Let me share some examples of how this works from the week that was.
This week I heard on the radio the unfolding drama of the Royal Commission into Child Abuse and the interview of a Principal from a Catholic school in which abuse occurred less than a decade ago. If we consider the injunction to love the neighbour and care for children it is clear this is one of the troughs in the life of the church.
We might try to shrug it off and say that was the Catholics not us but such a response is naive on two levels. Firstly, because for many who are not Christian we are one group so the brand name is irrelevant. Secondly, because as I Uniting church minister I am aware we too will be going before the Royal Commission for things which occurred whilst children were in our care.
On my graph this is certainly a trough in our relationship with God and begs us ask the question what is a mature response of faith? Possibly confession and lament? Changing our own practices to protect children better?
If we look at other significant events unfolding in the Central Republic of Africa there has been a shift in power and the now ascendant Christians, linked tribally, are committing atrocities against Muslims in the country. And I read in the gospel “love your enemies”.

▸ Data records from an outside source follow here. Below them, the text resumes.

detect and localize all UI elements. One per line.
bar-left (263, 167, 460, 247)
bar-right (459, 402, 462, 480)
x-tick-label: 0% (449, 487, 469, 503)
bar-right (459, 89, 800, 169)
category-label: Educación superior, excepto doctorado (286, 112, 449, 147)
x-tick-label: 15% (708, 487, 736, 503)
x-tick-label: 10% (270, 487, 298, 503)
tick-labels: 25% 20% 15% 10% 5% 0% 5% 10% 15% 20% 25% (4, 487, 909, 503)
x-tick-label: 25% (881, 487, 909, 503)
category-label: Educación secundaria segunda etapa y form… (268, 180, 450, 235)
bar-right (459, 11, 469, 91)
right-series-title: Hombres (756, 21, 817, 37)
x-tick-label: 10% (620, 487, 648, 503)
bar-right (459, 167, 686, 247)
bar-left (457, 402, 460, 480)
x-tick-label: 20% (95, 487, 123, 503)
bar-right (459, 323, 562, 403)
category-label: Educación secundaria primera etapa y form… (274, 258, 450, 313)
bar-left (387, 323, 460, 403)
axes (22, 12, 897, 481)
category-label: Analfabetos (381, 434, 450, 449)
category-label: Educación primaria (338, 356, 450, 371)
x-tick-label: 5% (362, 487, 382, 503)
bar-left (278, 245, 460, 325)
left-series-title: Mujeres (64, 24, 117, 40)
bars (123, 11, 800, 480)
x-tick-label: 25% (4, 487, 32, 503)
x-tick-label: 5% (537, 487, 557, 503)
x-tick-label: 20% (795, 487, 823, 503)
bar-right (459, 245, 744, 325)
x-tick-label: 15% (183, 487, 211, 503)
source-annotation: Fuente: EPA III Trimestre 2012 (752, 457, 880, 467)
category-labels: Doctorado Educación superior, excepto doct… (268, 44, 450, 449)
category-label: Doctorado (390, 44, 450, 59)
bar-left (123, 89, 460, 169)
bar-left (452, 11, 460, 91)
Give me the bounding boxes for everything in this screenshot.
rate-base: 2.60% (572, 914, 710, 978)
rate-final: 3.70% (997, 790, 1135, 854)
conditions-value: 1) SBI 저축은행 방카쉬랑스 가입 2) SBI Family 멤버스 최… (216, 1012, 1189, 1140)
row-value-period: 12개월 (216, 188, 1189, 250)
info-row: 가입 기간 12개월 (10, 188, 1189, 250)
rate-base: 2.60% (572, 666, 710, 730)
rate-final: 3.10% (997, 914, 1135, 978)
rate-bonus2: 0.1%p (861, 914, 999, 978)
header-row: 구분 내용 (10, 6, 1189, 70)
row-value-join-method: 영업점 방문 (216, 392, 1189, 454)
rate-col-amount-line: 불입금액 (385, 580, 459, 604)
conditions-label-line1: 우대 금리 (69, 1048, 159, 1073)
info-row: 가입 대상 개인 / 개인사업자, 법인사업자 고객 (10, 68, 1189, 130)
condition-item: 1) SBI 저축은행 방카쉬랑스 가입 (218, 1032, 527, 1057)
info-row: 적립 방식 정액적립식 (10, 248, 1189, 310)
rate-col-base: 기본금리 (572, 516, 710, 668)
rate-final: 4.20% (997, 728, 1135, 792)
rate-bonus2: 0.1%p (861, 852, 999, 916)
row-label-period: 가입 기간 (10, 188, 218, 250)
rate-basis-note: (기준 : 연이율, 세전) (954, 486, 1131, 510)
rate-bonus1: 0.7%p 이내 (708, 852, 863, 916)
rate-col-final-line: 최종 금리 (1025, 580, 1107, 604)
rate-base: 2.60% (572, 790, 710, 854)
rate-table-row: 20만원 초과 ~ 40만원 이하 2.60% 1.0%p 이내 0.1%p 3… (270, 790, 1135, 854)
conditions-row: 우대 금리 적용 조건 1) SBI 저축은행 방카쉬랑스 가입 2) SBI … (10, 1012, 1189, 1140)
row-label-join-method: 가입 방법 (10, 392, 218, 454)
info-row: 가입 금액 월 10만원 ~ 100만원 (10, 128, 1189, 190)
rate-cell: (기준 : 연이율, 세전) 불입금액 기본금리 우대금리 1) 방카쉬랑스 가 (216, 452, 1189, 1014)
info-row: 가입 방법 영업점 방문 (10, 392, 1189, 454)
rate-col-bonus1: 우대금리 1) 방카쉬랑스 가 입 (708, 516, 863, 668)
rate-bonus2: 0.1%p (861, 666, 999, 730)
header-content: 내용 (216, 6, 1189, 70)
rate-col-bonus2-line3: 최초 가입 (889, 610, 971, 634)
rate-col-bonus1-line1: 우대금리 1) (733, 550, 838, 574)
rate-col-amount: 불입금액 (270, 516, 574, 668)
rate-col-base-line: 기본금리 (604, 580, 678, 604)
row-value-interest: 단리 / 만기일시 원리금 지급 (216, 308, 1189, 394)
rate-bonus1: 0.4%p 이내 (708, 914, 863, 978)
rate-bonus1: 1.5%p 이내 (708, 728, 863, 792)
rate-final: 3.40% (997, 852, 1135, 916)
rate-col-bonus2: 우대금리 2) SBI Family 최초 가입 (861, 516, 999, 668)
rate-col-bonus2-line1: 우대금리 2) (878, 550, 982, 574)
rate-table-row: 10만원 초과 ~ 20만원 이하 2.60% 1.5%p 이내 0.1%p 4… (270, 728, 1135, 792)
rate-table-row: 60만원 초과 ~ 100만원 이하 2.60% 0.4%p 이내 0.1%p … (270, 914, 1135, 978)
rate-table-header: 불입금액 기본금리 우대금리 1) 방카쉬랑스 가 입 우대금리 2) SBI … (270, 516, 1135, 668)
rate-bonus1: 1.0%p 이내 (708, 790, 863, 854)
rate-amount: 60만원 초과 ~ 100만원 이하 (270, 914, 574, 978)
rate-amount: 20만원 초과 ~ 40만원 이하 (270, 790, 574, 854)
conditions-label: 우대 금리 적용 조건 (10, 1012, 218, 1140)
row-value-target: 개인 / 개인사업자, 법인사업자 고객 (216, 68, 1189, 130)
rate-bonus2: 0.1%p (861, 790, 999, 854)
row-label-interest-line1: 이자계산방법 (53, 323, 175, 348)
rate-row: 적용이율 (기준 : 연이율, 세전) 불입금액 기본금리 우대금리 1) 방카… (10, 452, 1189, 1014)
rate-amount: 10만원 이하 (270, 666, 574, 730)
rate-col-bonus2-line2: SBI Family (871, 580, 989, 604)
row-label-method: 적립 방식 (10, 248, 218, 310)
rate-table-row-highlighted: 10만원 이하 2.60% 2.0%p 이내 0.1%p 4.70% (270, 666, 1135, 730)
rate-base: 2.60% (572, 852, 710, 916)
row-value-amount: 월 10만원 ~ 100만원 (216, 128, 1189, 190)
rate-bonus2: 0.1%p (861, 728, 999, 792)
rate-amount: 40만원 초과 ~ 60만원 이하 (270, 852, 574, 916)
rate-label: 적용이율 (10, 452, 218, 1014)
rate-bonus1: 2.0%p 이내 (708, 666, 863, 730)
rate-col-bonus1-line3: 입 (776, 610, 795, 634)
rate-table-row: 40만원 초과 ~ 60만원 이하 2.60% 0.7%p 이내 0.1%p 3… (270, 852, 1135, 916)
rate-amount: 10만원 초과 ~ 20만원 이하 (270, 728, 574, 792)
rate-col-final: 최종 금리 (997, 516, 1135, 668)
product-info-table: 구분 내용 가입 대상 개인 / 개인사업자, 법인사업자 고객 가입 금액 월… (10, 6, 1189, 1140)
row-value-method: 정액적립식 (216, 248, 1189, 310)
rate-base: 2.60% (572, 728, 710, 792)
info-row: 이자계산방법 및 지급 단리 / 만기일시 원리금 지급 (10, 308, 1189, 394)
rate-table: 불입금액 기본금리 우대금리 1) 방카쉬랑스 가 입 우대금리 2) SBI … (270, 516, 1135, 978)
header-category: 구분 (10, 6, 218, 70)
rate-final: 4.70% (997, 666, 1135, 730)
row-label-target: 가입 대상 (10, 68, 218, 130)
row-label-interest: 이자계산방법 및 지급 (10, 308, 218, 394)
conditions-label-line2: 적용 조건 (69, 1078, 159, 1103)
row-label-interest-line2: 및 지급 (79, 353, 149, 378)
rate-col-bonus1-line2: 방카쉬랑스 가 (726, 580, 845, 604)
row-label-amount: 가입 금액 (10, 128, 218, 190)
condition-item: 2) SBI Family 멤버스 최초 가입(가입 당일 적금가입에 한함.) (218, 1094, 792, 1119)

What is a mature Christian response to these events? In neighbouring countries maybe we can pray it will be Christians who reach out to offer shelter to those Muslims fleeing for their lives.
Once again closer to home I found myself lamenting for the life of Reza Barati the Iranian Asylum seeker killed at the Manus Island detention centre. Reza was in the care of our country, as were all those others who were injured.
The issue of asylum seeks impacts Indonesia just as much as it impacts Australia but what is a mature Christian response, how do we love our neighbour and our enemy in this situation?
These issues may seem distant and far away but in the life of we who follow Jesus issues of justice and love are always before us.
No doubt if we look into our own lives and relationships we might be able to ask many questions of our own maturity in our relationship with our family, our friends, our colleagues and our community.
We will not be perfect in these things but I do believe as we follow Jesus God expects maturity not perfection!
This maturity involves honesty and seeing how Jesus loved.
Maturity is enough of a challenge in our imperfect spiritual journey and when confronted by our inadequacies we should not judge ourselves or others too harshly.
Consider for a moment a well worn saying “Love the sinner and hate the sin”. This saying traces its roots back to St Augustine and is found in Ghandi’s autobiography.
The big problem I have this is which sins we like to name as hating whilst leaving others alone. Moreover, it can seem we are implying that somehow our imperfect journey is less tainted than another person’s. I recently heard an interview in which the American evangelical Tony Campolo suggested that at best we could infer from Jesus teaching “Love the sinner and hate your own sin.”
This is not an invitation to amorality but just a sober reminder that as Paul wrote all have fallen short of the glory of God, which, in my mind, is exactly where I started this sermon with the graph.
The idea of perfectionism within our spiritual journey can lead to guilt and depression internally and sometimes judgmentalism and exclusion externally. In hearing Jesus words about perfection we should always remember My life is hidden in Christ!
But in receiving this gift of perfection we should also remember that as we respond and follow Jesus God expects maturity not perfection!
Take a moment of silence read again the passages from Leviticus and Matthew. Receive the gift of perfection and contemplate where are you being challenged for greater maturity.